Briten wenig angetan
Der Befreiungsschlag inklusive Schuldzuweisungen und Seelenstriptease eines blaublütigen Mitglieds eines Königshauses kam nicht überall gut an. In Großbritannien reagierte man ziemlich genervt. Mit der in Amerika gelebten Gefühlskultur „Let it all hang out“ - also: Lass alles raus aus dir, das führt zur Katharsis und macht dich frei - haben es die Briten nicht so. Sie witterten Nestbeschmutzung, warfen dem Prinzen Unehrlichkeit, Bigotterie und mangelnden Respekt gegenüber der Krone vor. Vor allem die Tatsache, dass Harrys zur Schau gestellte Leidensgeschichte vor einem Millionenpublikum auch direkt in Bares umgewandelt wird - immerhin kassiert er für seine Performance Millionen -, stößt vielen sauer auf.

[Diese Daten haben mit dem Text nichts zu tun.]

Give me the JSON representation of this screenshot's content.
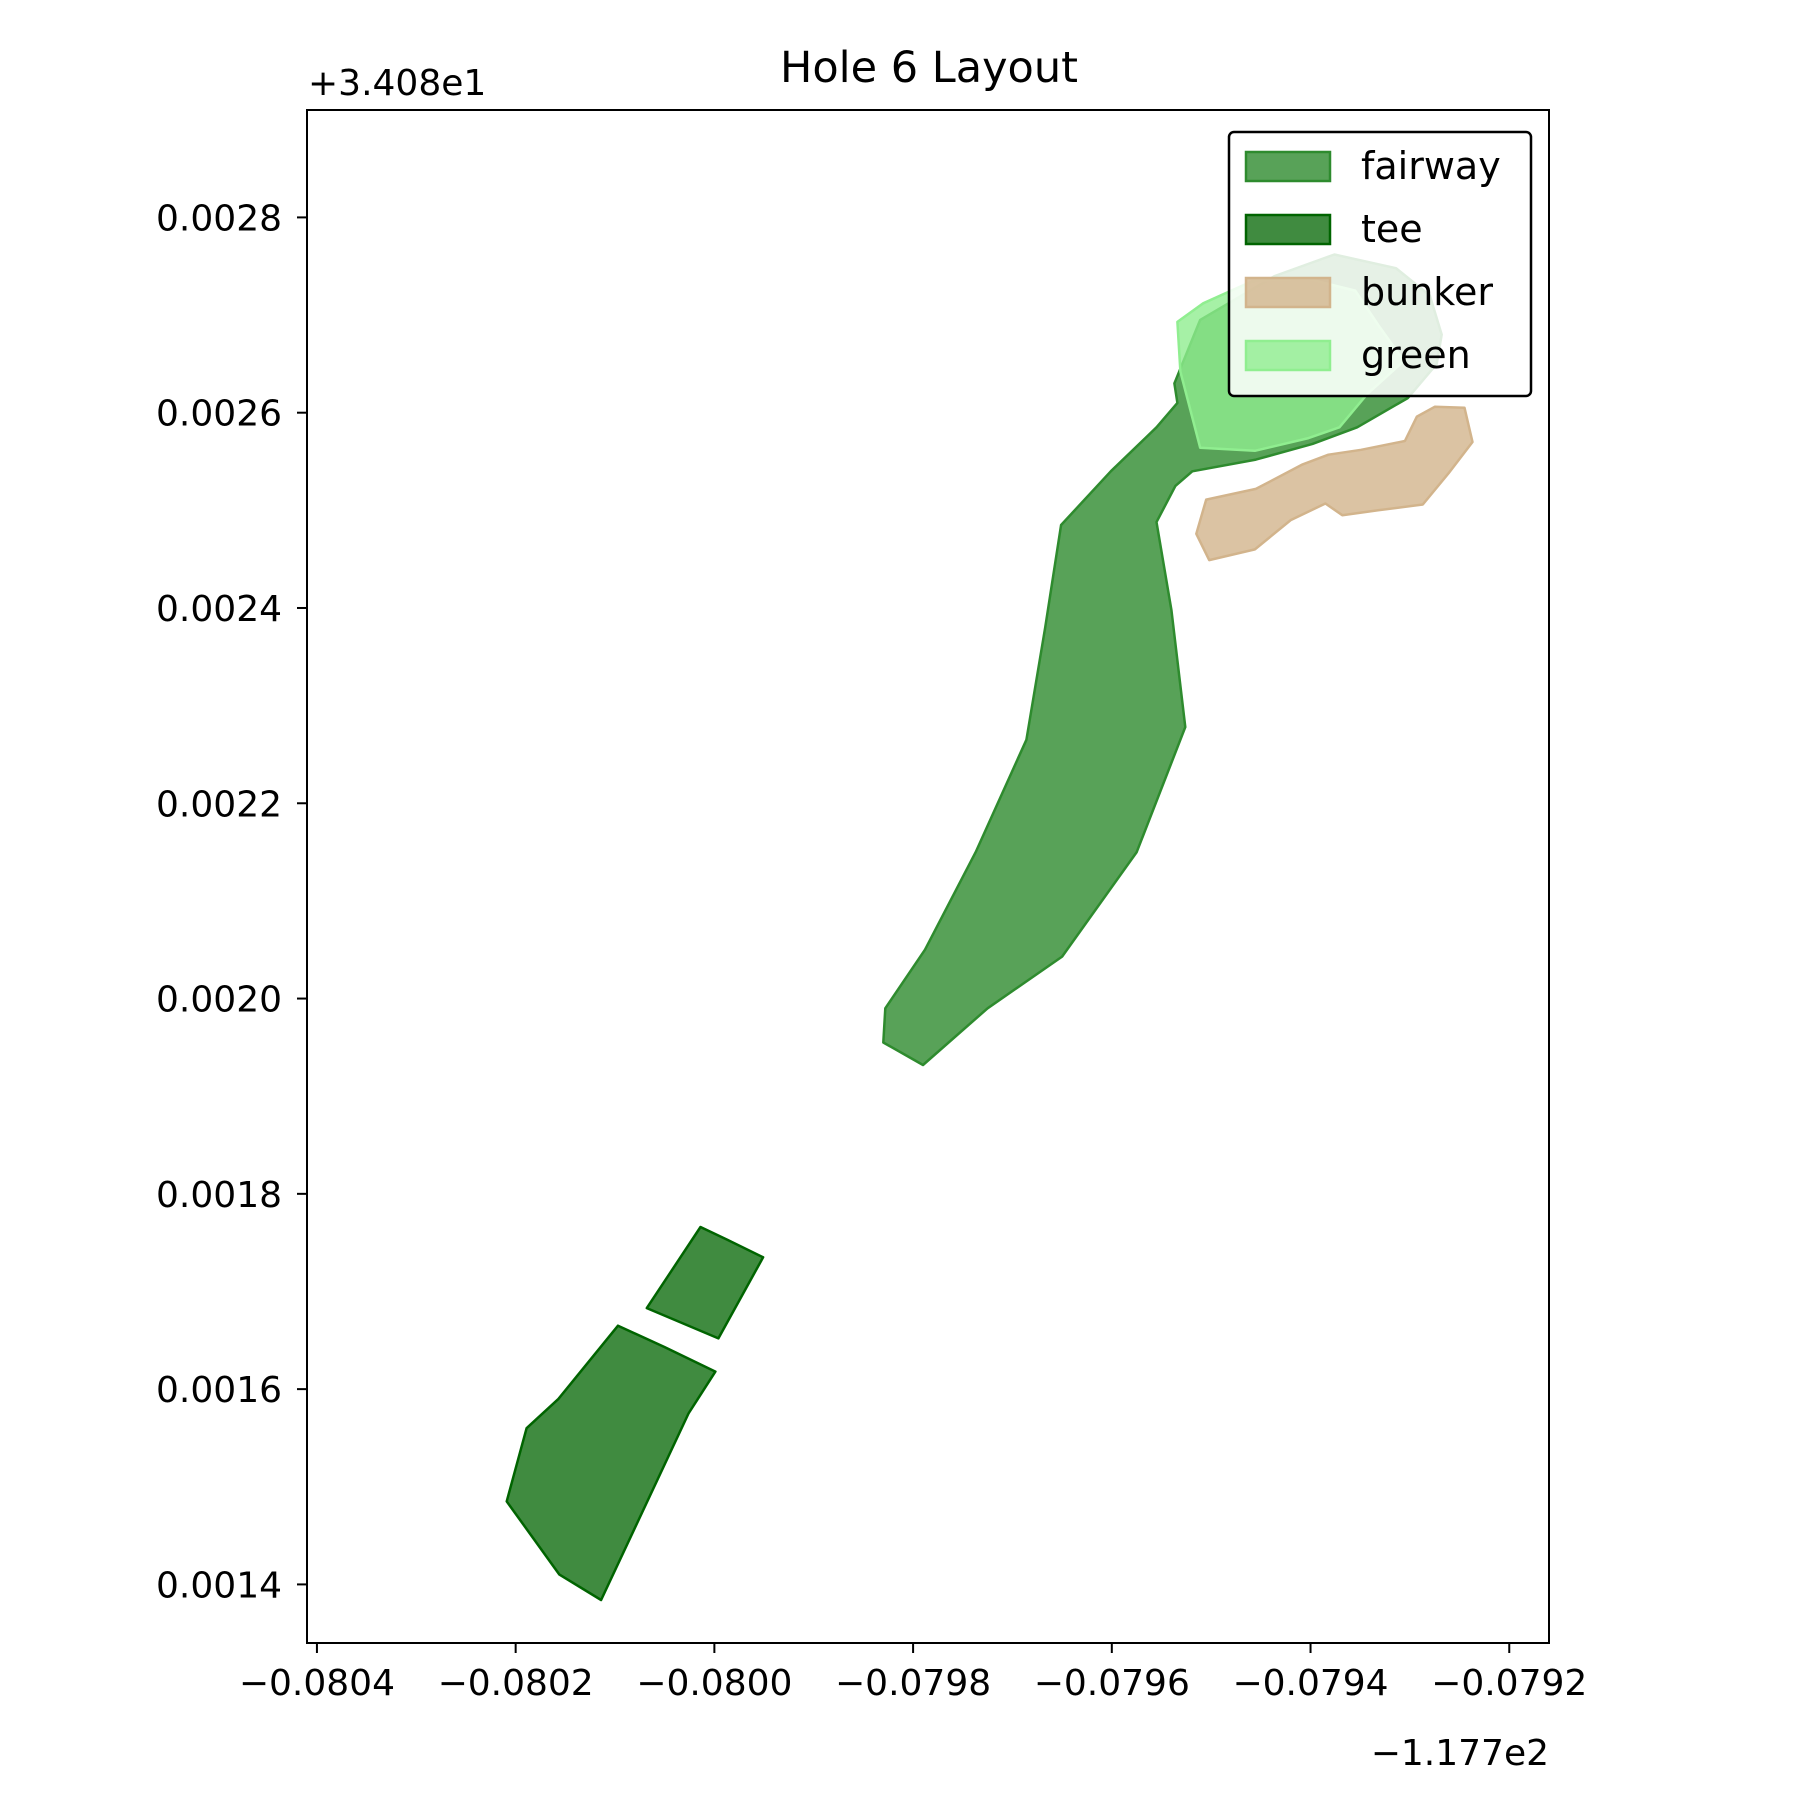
{
  "chart_data": {
    "type": "area",
    "title": "Hole 6 Layout",
    "xlabel": "",
    "ylabel": "",
    "x_offset_label": "−1.177e2",
    "y_offset_label": "+3.408e1",
    "xlim": [
      -0.08041,
      -0.07916
    ],
    "ylim": [
      0.00134,
      0.00291
    ],
    "x_ticks": [
      -0.0804,
      -0.0802,
      -0.08,
      -0.0798,
      -0.0796,
      -0.0794,
      -0.0792
    ],
    "x_tick_labels": [
      "−0.0804",
      "−0.0802",
      "−0.0800",
      "−0.0798",
      "−0.0796",
      "−0.0794",
      "−0.0792"
    ],
    "y_ticks": [
      0.0014,
      0.0016,
      0.0018,
      0.002,
      0.0022,
      0.0024,
      0.0026,
      0.0028
    ],
    "y_tick_labels": [
      "0.0014",
      "0.0016",
      "0.0018",
      "0.0020",
      "0.0022",
      "0.0024",
      "0.0026",
      "0.0028"
    ],
    "grid": false,
    "legend_position": "top-right",
    "legend": [
      {
        "label": "fairway",
        "fill": "#2e8b2e",
        "edge": "#2e8b2e",
        "fill_opacity": 0.8
      },
      {
        "label": "tee",
        "fill": "#006400",
        "edge": "#006400",
        "fill_opacity": 0.75
      },
      {
        "label": "bunker",
        "fill": "#d2b48c",
        "edge": "#d2b48c",
        "fill_opacity": 0.8
      },
      {
        "label": "green",
        "fill": "#90ee90",
        "edge": "#90ee90",
        "fill_opacity": 0.8
      }
    ],
    "series": [
      {
        "name": "fairway",
        "kind": "fairway",
        "points": [
          [
            -0.07983,
            0.001955
          ],
          [
            -0.079828,
            0.00199
          ],
          [
            -0.079788,
            0.00205
          ],
          [
            -0.079737,
            0.00215
          ],
          [
            -0.079686,
            0.002265
          ],
          [
            -0.079667,
            0.00238
          ],
          [
            -0.079651,
            0.002485
          ],
          [
            -0.079601,
            0.00254
          ],
          [
            -0.079555,
            0.002585
          ],
          [
            -0.079534,
            0.00261
          ],
          [
            -0.079537,
            0.00263
          ],
          [
            -0.079511,
            0.002695
          ],
          [
            -0.079486,
            0.00271
          ],
          [
            -0.079436,
            0.00274
          ],
          [
            -0.079376,
            0.002762
          ],
          [
            -0.079314,
            0.002748
          ],
          [
            -0.07928,
            0.00272
          ],
          [
            -0.079268,
            0.00268
          ],
          [
            -0.079273,
            0.00265
          ],
          [
            -0.079302,
            0.002615
          ],
          [
            -0.079353,
            0.002585
          ],
          [
            -0.079398,
            0.002568
          ],
          [
            -0.079455,
            0.002552
          ],
          [
            -0.079519,
            0.00254
          ],
          [
            -0.079536,
            0.002525
          ],
          [
            -0.079555,
            0.002488
          ],
          [
            -0.07954,
            0.002398
          ],
          [
            -0.079526,
            0.002278
          ],
          [
            -0.079575,
            0.00215
          ],
          [
            -0.07965,
            0.002043
          ],
          [
            -0.079725,
            0.00199
          ],
          [
            -0.07979,
            0.001932
          ]
        ]
      },
      {
        "name": "tee",
        "kind": "tee",
        "points": [
          [
            -0.080026,
            0.001575
          ],
          [
            -0.079999,
            0.001618
          ],
          [
            -0.08005,
            0.001643
          ],
          [
            -0.080097,
            0.001665
          ],
          [
            -0.080157,
            0.00159
          ],
          [
            -0.080189,
            0.00156
          ],
          [
            -0.080209,
            0.001485
          ],
          [
            -0.080156,
            0.00141
          ],
          [
            -0.080114,
            0.001384
          ]
        ]
      },
      {
        "name": "tee",
        "kind": "tee",
        "points": [
          [
            -0.080014,
            0.001766
          ],
          [
            -0.079987,
            0.001753
          ],
          [
            -0.079951,
            0.001735
          ],
          [
            -0.079996,
            0.001652
          ],
          [
            -0.080068,
            0.001683
          ]
        ]
      },
      {
        "name": "bunker",
        "kind": "bunker",
        "points": [
          [
            -0.079505,
            0.002511
          ],
          [
            -0.079455,
            0.002522
          ],
          [
            -0.079408,
            0.002547
          ],
          [
            -0.079382,
            0.002557
          ],
          [
            -0.079349,
            0.002562
          ],
          [
            -0.079305,
            0.002571
          ],
          [
            -0.079293,
            0.002596
          ],
          [
            -0.079275,
            0.002606
          ],
          [
            -0.079245,
            0.002605
          ],
          [
            -0.079237,
            0.00257
          ],
          [
            -0.079261,
            0.002538
          ],
          [
            -0.079287,
            0.002506
          ],
          [
            -0.079332,
            0.0025
          ],
          [
            -0.079368,
            0.002495
          ],
          [
            -0.079385,
            0.002507
          ],
          [
            -0.07942,
            0.00249
          ],
          [
            -0.079456,
            0.00246
          ],
          [
            -0.079502,
            0.002449
          ],
          [
            -0.079515,
            0.002476
          ]
        ]
      },
      {
        "name": "green",
        "kind": "green",
        "points": [
          [
            -0.079511,
            0.002564
          ],
          [
            -0.079456,
            0.002561
          ],
          [
            -0.079402,
            0.002574
          ],
          [
            -0.079371,
            0.002585
          ],
          [
            -0.079343,
            0.002619
          ],
          [
            -0.079306,
            0.002653
          ],
          [
            -0.079332,
            0.00269
          ],
          [
            -0.079355,
            0.002725
          ],
          [
            -0.079403,
            0.002737
          ],
          [
            -0.079458,
            0.002735
          ],
          [
            -0.079508,
            0.002712
          ],
          [
            -0.079534,
            0.002693
          ],
          [
            -0.079531,
            0.002642
          ]
        ]
      }
    ]
  }
}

Aber es kam noch dicker. In der Apple+-TV-Doku „Das Ich, das Du nicht siehst“ erfuhr der Zuschauer noch mehr Details über Harrys Innenleben. Dieser erzählte etwa, wie ihn der Verlust seiner Mutter Diana und die Paparazzi traumatisiert haben, er berichtete von Wutanfällen, Depressionen, Panikattacken und Angstzuständen, die er einst mit Alkohol und Drogen zu bekämpfen versuchte. Erst als Meghan in sein Leben trat, bemerkte er, dass er sich seiner Vergangenheit stellen müsse.

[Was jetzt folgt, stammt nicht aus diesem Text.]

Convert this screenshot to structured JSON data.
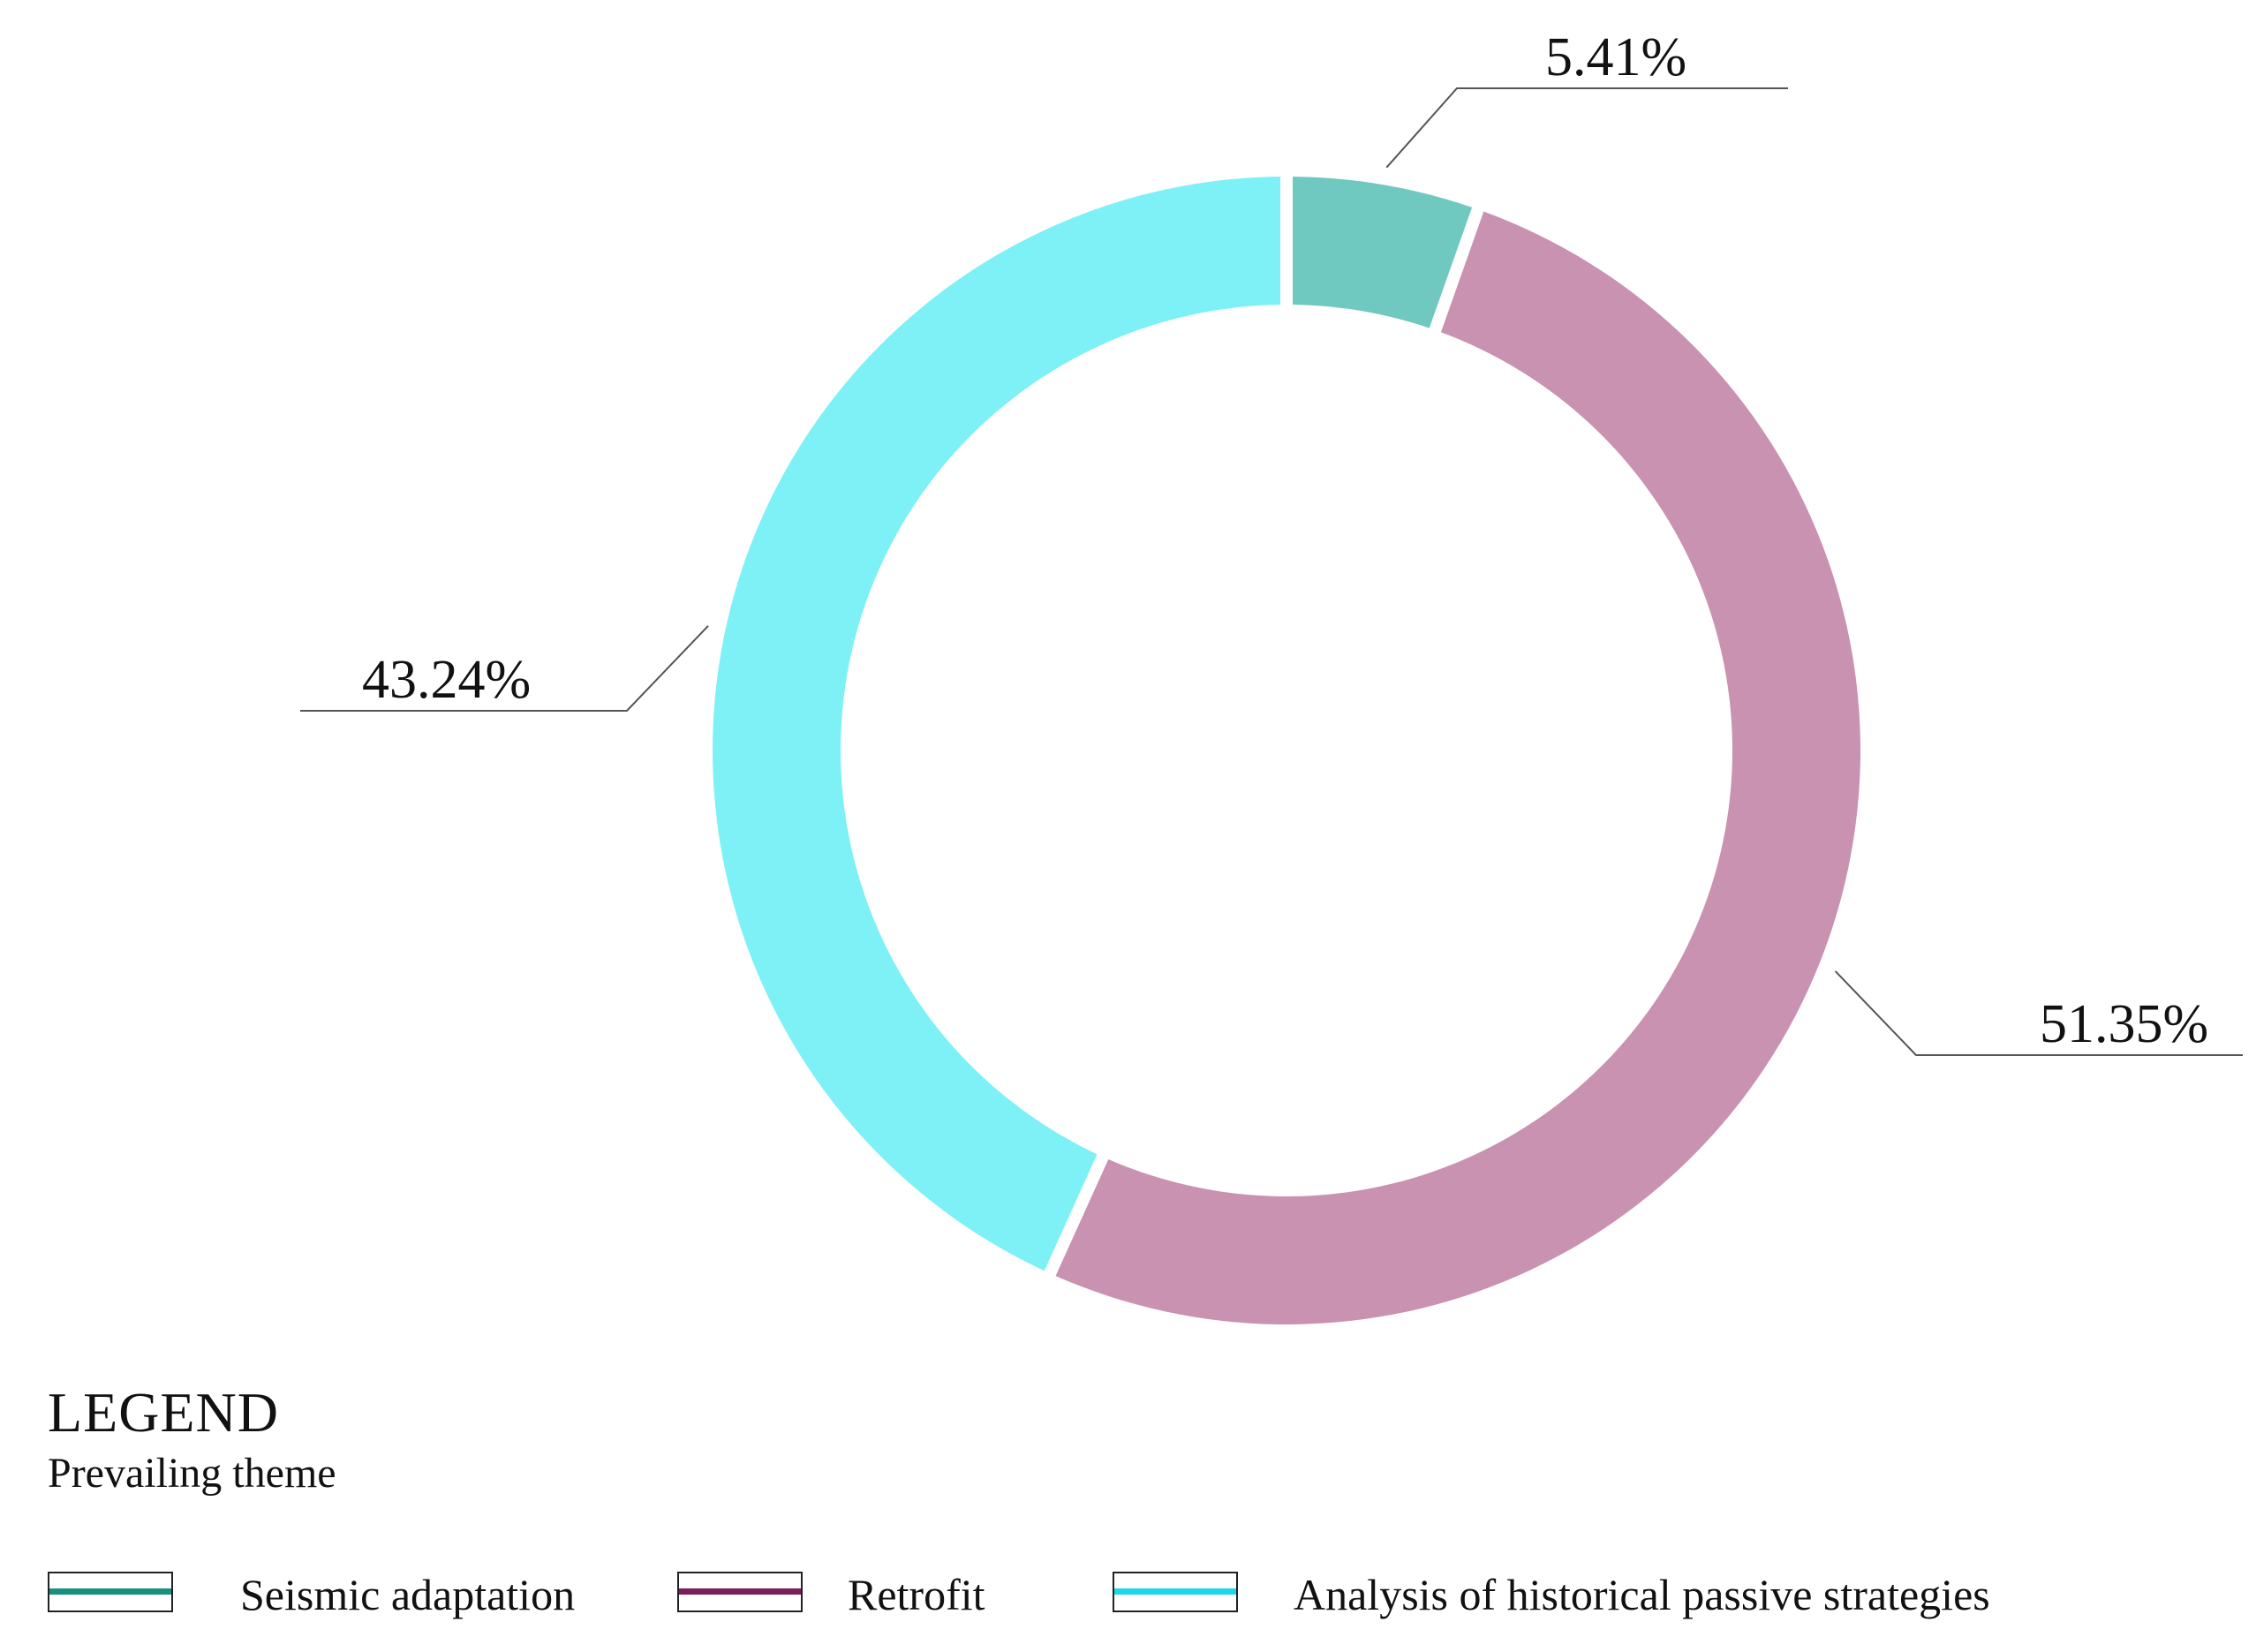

Und das anscheinend in aller Öffentlichkeit. Jeder, der wollte, konnte an einer seiner Therapiesitzungen teilhaben. Beide Hände verschränkt über der Brust, dabei die Augen geschlossen - das war das Setting, als beim Rotschopf die EMDR-Methode angewendet wurde. EMDR steht für Eye Movement Desensitization and Reprocessing - auf Deutsch „Desensibilisierung und Verarbeitung durch Augenbewegung“. Für Außenstehende sieht das ein bisschen gruselig aus, aber so werden tatsächlich Folgestörungen von Traumata behandelt.
„Keine gute Entscheidung“
Doch wie klug ist es, dass der mittlerweile 36-jährige Familienvater seine persönlichen Krisen mit aller Welt teilt? „Das halte ich für keine gute Entscheidung“, meint die Psychotherapeutin Martina Leibovici, „weil da bei dem Publikum auch viel Sensationslust dazukommt.“
Zwar lässt sich verstehen, warum Harry Zeugen haben möchte: „Ein Opfer will oft vor einer großen Gesamtheit seinen Schmerz bekennen, weil damit die Vorstellung einhergeht, dass es Anteilnahme erfährt.“ Der Nachteil besteht aber darin, dass der Betroffene zugleich in seiner Rolle verharrt, warnt Leibovici: „Der Opferstatus wird damit fixiert, er bleibt Opfer.“
Noch sind Harry und seine Ehefrau Meghan ohnehin Suchende. Und auf diesem Weg zeigen sie sich für alles empfänglich, was zum eigenen Ich führt. Bei einer dieser Lockerungsübungen hilft ihnen nun auch ein in Hollywood verehrter Guru: Michael Beckwith. Er ist spiritueller Lehrer und Pastor, der täglich mehrere Messen und Meditationen abhält. Seine Gebetsketten aus Schwefelkies, der als „Stein voller männlicher Energie“ beworben wird, kann man um je 88 Euro in seinem Fanshop kaufen. Vielleicht steigen Harry und Meghan ja schon bald ins nächste große lukrative Geschäft ein?